There’s a plethora of concerns when it comes to the current state of the market and economy, inflation being one of the biggest. In addition to things costing more for consumers, inflation also can cause a slowdown in growth and business activity.
For years, there has been little or no inflation. However last year and into this year, we’ve seen a sharp uptick. There’s a lot of debate over whether the high inflation numbers are transitory and will go away, or if they will be long-lasting, potentially causing the Federal Reserve to change their monetary policies sooner than projected.

Naturally, the next question is: What can you do to protect your portfolio against inflation?
There are certain sectors in the stock market that usually prosper during periods of inflation — such as Energy and Financials. Anyone can see that the price of gas has increased sharply. Not surprisingly, companies in the energy sector will profit by higher gas prices. And with inflation comes higher interest rates, so financial companies will profit by lending money at those rates.
In the chart below, you can see the gap year-to-date in Energy and Financial stocks when compared to the S&P 500.

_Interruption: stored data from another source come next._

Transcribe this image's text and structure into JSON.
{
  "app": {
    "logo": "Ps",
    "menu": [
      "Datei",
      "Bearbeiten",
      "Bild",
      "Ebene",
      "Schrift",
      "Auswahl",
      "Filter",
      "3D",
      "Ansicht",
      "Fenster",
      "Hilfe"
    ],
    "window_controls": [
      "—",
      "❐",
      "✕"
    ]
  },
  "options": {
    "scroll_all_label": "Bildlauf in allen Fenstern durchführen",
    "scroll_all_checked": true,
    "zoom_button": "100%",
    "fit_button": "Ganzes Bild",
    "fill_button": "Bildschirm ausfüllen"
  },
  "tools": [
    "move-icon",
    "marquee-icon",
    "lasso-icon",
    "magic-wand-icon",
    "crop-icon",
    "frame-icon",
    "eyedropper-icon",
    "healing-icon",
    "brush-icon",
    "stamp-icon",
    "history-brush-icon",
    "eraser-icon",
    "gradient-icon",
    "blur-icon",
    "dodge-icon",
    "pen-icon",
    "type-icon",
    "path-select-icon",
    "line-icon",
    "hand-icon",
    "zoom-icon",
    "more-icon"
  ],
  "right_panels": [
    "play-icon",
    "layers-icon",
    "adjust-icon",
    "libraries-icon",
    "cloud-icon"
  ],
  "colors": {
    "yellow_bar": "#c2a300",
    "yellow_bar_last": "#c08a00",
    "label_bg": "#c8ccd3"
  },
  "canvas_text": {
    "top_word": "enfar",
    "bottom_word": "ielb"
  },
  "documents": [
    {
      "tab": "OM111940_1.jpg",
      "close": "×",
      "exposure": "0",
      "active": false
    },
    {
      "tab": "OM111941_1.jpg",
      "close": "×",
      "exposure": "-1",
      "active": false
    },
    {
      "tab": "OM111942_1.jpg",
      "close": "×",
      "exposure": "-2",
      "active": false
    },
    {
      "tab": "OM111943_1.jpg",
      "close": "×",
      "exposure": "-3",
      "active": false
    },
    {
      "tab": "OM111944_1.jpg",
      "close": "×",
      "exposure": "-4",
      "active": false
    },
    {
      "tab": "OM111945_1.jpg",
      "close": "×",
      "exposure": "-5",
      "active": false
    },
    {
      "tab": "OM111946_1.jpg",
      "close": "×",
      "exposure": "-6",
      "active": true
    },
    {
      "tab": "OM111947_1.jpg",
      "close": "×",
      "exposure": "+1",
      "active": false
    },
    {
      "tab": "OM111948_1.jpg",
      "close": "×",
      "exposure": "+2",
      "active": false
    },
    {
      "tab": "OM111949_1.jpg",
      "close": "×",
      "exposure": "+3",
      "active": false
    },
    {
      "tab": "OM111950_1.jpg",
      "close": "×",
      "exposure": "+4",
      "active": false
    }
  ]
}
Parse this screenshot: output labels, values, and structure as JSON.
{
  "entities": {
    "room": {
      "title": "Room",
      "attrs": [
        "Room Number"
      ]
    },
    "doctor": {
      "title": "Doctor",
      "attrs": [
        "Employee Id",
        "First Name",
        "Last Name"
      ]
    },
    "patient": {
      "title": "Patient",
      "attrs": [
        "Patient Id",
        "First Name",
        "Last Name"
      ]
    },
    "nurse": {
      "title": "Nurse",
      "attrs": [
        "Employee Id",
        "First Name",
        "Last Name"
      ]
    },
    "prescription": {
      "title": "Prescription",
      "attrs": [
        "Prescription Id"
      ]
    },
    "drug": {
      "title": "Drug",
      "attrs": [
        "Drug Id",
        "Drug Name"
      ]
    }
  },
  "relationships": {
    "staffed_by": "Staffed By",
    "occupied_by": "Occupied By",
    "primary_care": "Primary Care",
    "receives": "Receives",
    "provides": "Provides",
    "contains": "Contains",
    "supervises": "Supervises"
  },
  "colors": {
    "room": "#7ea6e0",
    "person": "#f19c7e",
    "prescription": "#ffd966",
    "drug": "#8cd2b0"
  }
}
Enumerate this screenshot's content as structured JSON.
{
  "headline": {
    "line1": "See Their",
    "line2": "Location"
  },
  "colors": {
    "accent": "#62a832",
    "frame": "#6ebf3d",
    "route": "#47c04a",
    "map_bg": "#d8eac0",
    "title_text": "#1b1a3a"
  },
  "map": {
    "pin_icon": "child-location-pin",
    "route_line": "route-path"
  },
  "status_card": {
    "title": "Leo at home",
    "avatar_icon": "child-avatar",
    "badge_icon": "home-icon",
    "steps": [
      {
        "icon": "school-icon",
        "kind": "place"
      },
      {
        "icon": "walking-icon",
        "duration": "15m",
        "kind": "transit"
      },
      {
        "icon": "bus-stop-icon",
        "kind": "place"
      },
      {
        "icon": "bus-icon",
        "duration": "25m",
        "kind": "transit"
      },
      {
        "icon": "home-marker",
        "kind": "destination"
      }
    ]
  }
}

Stocks are not the only hedge against inflation. Here are 9 assets that can potentially hedge against inflation.
Most investors don’t think of bonds during periods of high inflation because of interest rate risk — the price of bonds usually decreases as interest rates go up. But there is one type of bond that investors may want to consider.
An I bond is a security that earns interest based on both a fixed rate and a rate that is set twice a year based on inflation. The bond earns interest until it reaches 30 years or you cash it, whichever comes first. If they are sold after fewer than five years, the holder sacrifices the last three months’ worth of interest. I bond purchases are restricted to just $10,000 per year per Social Security Number. They are considered low risk since they are backed by the full faith and credit of the U.S. government and their redemption value cannot decline.
No interest is paid during the life of the bond. The interest gets added back to the value of the bond and earns interest on interest. Interest income for I bonds is taxable at the federal level, but not at state and local levels. The bondholder has the option of selecting one of two methods of taxation: The cash method — tax is only applied when redeemed — or the accrual method — taxes on the imputed interest earned are applied every year. If an I bond is sold and the proceeds are used to pay for qualified higher education expenses, then the interest is exempt from federal income tax.
Below are details on some of the common questions that come up related to I Bonds.
How Do I Purchase An I Bond?
I bonds can only be bought directly from the Treasury. There are two ways to purchase:
- Buy them in electronic form. Electronic I bonds come in any amount to the penny for $25 or more. For example, you could buy a $50.23 bond. In the calendar year, you can purchase up to $10,000 in electronic I bonds. One strategy could be to purchase $10,000 of I Bonds in November when the rates reset and another $10,000 in January 2022
- Purchase them using your Income Tax refund to buy paper savings bonds. Paper bonds are sold in five denominations; $50, $100, $200, $500, $1,000. In the calendar year, you can purchase up to $5,000 in paper I bonds.
How Does Interest On An I Bond Work?
The interest rate combines two separate rates:
- A fixed rate of return, which remains the same throughout the life of the I Bond.
- A variable semiannual inflation rate, based on changes in the consumer price index (CPI). Rates reset each May and November.
How Do I Sell An I Bond?
You have to hold an I Bond for at least one year. If you sell it before holding it for five years, you give up the last three month’s worth of interest. When you redeem your bonds, you receive your original purchase price plus interest earnings. The value of your I Bonds can never be less than what you paid for them.
How Are I Bonds Taxed?
You will owe federal tax, but are exempt from state and local taxes. The bondholder has the option to select one of two methods for taxation:
- Cash Method – Tax is only applied when redeemed.
- Accrual Method – Tax on the imputed interest earned is applied each year.
How are TIPS different from I bonds?
Treasury Inflation-Protected Securities (TIPS) are another type of US Treasury security whose principal value is indexed to inflation, but they are more complex.
Here are six differences:
- When inflation rises, the TIPS principal value is adjusted up. If there’s deflation, then the principal value is adjusted lower. Therefore, unlike an I Bond, the return on a TIP can go negative.
- TIPS can be bought in much larger amounts and can be purchased in a brokerage account. I bonds are limited to a $10,000 max annual purchase and must be purchased through the US Treasury.
- With TIPS, the principal is adjusted for inflation, and with I bonds, the interest rate is adjusted for inflation.
- TIPS can be sold without any penalty. I bonds have an interest penalty if sold in the first 5 years.
- Holders of TIPS will have taxes due each year. Holders of I bonds have the option of paying tax each year or deferring the tax payment until the security is redeemed.

If you’re looking to diversify some savings and get an inflation hedge, I Bonds may be worth looking into.
Disclosure: Before making any investment decisions please consult with a financial professional.